Orloff fully expects that Anonymous will provoke a heated debate about the authorship question. For some, even suggesting that Shakespeare didn’t write Shakespeare is sacrilege.
“Yes, I think there will be some people who will get upset by this,” he says. “And you know, I’m stunned about how people who don’t know that much about Shakespeare or care that much about Shakespeare in their regular life, who, as soon as we’re at dinner talking about the authorship debate they start frothing at the mouth at me, like ‘what are you talking about? How can you say this?’
“But you know, there is a valid debate to be had about who wrote this incredible material. There is an issue here and it shouldn’t be discounted out of hand. When you tell people that Mark Twain believed that William Shakespeare didn’t write it, and that three US Supreme Court justices felt the same way, they look at you and go ‘really? I had no idea..’
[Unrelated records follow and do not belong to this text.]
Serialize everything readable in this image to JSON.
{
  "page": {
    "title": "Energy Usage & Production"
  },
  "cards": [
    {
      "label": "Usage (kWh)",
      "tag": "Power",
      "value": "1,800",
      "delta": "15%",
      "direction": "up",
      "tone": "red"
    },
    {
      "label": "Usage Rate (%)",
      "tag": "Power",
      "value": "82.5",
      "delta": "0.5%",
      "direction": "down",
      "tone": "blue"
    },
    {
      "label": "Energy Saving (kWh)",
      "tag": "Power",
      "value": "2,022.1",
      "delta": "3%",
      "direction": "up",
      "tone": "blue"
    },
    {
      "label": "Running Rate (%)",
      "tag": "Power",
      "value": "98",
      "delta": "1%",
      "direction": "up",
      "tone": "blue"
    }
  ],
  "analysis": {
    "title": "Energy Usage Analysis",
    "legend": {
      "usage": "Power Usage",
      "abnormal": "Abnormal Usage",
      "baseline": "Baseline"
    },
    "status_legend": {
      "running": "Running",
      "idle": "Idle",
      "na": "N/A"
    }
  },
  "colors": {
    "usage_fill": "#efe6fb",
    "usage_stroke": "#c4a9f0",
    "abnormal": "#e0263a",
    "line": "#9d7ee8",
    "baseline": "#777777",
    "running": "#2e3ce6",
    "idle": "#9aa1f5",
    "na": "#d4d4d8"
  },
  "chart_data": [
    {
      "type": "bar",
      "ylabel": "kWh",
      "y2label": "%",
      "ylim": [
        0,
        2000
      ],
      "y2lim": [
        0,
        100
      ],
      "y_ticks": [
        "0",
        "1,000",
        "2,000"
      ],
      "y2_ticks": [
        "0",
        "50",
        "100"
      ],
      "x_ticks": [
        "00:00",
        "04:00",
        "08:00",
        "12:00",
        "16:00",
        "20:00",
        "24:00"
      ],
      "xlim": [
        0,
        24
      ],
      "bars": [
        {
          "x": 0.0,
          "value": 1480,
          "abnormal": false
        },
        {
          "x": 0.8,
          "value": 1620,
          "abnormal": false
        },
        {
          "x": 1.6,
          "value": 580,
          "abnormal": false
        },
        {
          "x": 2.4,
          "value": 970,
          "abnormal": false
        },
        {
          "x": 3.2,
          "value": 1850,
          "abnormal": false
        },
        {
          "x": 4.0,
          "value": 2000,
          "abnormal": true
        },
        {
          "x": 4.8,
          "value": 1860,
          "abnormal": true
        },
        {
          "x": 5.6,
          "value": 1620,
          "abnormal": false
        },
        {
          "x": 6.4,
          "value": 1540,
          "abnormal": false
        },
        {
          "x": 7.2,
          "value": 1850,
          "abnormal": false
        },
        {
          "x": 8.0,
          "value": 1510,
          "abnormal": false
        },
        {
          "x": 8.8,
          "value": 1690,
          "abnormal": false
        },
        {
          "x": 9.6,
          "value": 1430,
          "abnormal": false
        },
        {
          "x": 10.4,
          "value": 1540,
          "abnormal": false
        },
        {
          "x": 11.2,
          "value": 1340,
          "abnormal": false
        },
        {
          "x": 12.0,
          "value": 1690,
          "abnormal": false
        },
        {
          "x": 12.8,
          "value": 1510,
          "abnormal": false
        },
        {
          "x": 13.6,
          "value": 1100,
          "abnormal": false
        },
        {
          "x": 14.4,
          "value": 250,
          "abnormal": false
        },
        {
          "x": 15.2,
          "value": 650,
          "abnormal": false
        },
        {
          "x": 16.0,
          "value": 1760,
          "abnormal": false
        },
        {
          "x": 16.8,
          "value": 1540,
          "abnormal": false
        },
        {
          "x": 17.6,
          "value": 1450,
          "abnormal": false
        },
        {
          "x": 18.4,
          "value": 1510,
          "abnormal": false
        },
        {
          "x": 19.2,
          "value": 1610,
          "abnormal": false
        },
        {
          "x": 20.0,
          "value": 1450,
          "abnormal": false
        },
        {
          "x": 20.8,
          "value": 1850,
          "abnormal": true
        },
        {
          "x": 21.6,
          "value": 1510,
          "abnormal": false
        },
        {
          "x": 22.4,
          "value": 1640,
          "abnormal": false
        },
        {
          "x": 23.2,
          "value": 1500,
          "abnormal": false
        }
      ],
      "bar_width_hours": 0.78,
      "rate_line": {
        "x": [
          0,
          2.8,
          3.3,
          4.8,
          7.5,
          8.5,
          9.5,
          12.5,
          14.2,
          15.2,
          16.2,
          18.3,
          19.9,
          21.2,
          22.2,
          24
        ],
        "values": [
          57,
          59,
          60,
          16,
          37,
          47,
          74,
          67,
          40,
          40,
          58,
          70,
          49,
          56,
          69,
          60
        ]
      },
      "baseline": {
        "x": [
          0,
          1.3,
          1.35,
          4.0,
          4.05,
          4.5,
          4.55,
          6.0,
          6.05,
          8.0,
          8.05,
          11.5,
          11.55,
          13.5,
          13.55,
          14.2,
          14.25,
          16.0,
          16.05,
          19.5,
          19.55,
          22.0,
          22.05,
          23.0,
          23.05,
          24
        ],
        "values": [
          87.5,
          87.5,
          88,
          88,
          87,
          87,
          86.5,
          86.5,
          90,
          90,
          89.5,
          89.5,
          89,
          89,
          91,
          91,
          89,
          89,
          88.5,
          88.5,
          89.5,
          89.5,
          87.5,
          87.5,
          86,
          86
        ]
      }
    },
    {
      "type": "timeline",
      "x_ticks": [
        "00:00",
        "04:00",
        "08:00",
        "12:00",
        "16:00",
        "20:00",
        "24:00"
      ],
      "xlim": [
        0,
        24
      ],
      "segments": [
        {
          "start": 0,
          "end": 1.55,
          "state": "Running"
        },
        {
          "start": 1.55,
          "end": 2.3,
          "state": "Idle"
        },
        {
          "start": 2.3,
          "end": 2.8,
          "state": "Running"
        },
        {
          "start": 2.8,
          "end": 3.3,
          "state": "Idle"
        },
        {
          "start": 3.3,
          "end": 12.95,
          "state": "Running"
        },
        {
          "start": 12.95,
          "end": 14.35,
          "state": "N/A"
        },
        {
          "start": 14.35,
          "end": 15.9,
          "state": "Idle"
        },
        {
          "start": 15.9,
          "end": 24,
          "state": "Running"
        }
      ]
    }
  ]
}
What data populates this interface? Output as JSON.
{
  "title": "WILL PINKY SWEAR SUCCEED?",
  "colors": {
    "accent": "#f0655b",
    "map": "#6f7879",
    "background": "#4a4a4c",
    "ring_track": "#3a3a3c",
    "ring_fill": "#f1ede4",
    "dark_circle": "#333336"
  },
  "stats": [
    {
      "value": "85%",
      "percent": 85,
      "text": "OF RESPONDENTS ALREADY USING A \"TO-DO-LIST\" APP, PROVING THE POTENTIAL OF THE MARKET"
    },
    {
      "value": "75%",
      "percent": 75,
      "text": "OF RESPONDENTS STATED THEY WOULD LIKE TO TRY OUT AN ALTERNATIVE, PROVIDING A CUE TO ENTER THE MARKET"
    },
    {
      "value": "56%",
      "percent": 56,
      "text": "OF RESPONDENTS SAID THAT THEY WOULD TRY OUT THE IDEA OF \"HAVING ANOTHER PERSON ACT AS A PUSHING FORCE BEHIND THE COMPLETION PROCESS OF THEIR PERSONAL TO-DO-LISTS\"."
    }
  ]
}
“I think it’s very telling that a lot of writers in particular believe this theory to be true – Twain, (Vladimir) Nabokov, Henry James and it was James who said ‘I’m
haunted by the conviction that it’s the most successful fraud ever perpetuated on an unsuspecting public…’
“I think writers understand the process of writing and when you think about the process of writing these plays they come to the conclusion that it’s kind of unbelievable that Shakespeare wrote them.”
And what does Orloff himself believe? “I’m a very firm anti-Stratfordian. I do not believe Shakespeare wrote the plays in any way, shape or form. I’m tending towards believing Oxford did but I think the group theory has a lot to offer as well. But I’m more of a person who doesn’t believe that Shakespeare wrote the plays more than anything else.”
The debate will, of course, continue and Anonymous will add fuel to the fire and introduce the controversy to a large audience. “And that’s great,” says Emmerich. “I think it’s a good thing when movies can make you think about an issue. Hopefully it’s going to entertain you too, because it’s a great story but if it makes you think as well, then all the better.”